Visger's story is powerful. Read it on ESPN.com HERE.










Wednesday, February 6, 2013

Work & Play

Andreessen Horowitz, Sandhill Road, Menlo Park, CA

Wilson, Eli, and Chris, Heath Drive, El Sobrante, CA

Sunday, February 3, 2013

Welcome To 1986

 
I was wandering through a library used book sale in Marin a week back and came across Communication Arts Photography Annual 1986. I just grabbed it, didn't dig into it, and really I thought it could go either way. Get your hands on something like The Workbook or The Black Book or anything overtly commercial from another era...the 90's, the 80's and it often times seems like it is dripping with every bad commercial trend of the time. Every trope, every trick, every concept, new and time worn, will be worked over and over in those source books.

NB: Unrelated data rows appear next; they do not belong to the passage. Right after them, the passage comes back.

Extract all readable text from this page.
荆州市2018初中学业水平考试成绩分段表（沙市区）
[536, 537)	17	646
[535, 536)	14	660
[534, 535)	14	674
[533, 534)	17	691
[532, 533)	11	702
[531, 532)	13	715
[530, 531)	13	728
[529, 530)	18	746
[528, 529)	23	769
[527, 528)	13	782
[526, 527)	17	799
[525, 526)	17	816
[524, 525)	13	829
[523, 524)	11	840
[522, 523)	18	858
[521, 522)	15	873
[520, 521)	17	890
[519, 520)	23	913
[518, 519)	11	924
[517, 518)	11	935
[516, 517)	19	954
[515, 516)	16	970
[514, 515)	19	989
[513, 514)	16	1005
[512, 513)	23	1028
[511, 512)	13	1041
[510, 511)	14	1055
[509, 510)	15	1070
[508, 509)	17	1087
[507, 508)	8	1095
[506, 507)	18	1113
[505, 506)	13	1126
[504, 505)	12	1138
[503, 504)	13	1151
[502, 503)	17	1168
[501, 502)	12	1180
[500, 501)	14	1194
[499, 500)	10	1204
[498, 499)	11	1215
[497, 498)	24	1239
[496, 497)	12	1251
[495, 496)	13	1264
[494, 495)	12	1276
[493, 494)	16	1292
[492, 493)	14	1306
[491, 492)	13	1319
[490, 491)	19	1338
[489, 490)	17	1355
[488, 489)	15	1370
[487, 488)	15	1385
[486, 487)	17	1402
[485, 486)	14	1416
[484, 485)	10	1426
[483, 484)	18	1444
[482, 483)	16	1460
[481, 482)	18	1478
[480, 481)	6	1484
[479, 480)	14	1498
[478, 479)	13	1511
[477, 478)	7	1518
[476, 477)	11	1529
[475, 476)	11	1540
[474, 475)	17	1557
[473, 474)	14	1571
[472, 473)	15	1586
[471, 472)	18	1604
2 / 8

There is a philosophy that commercial photography has a short shelf life, so it often grabs from the current, looks stunning at the time, but doesn't age well. But that's all good, because its commercial, and that is what it is, right? We need bombs going off...and we need'em now.

Then there is the idea that photography at its best should be timeless and classical...even lighting something artificially could date it fast. And this school is strong for sure. Do all the pictures made in this philosophy look the same? Well yes and no. Of course there are always the people who simply do it best. And when you see that done, there really isn't any question that it is a righteous path.

So really there is no final answer. But here I was happily surprised to dig into CA 1986 and essentially love it. For me, '86 was my second year of college as an art major, and CA isn't really anything that would have crossed my radar at the time, so alot of this work is striking me anew. The best of the stuff doesn't look dated at all, and then other images are dated in a wonderful way. Every book has a star, and it seems that photographer Chris Callis was the defining voice of this edition....a great view into a moment in time.

I've attached a few of my favs: iconic image from Pete Stone / Wieden & Kennedy, Stephen Shames / Chicago Magazine, R. J. Muna / The Blake Agency, Jean Moss for Arnold Goodwin Communications, Chris Callis for Rolling Stone, Chris Callis again for LGFE Advertising, Stan Klimek for Cochrane Chase Livingston Agency.



 




















Friday, February 1, 2013

Last Month's Spam

 




















Spam Options for this month's email campaign.
The out take from "Motherhood Connection", up top, was the keeper.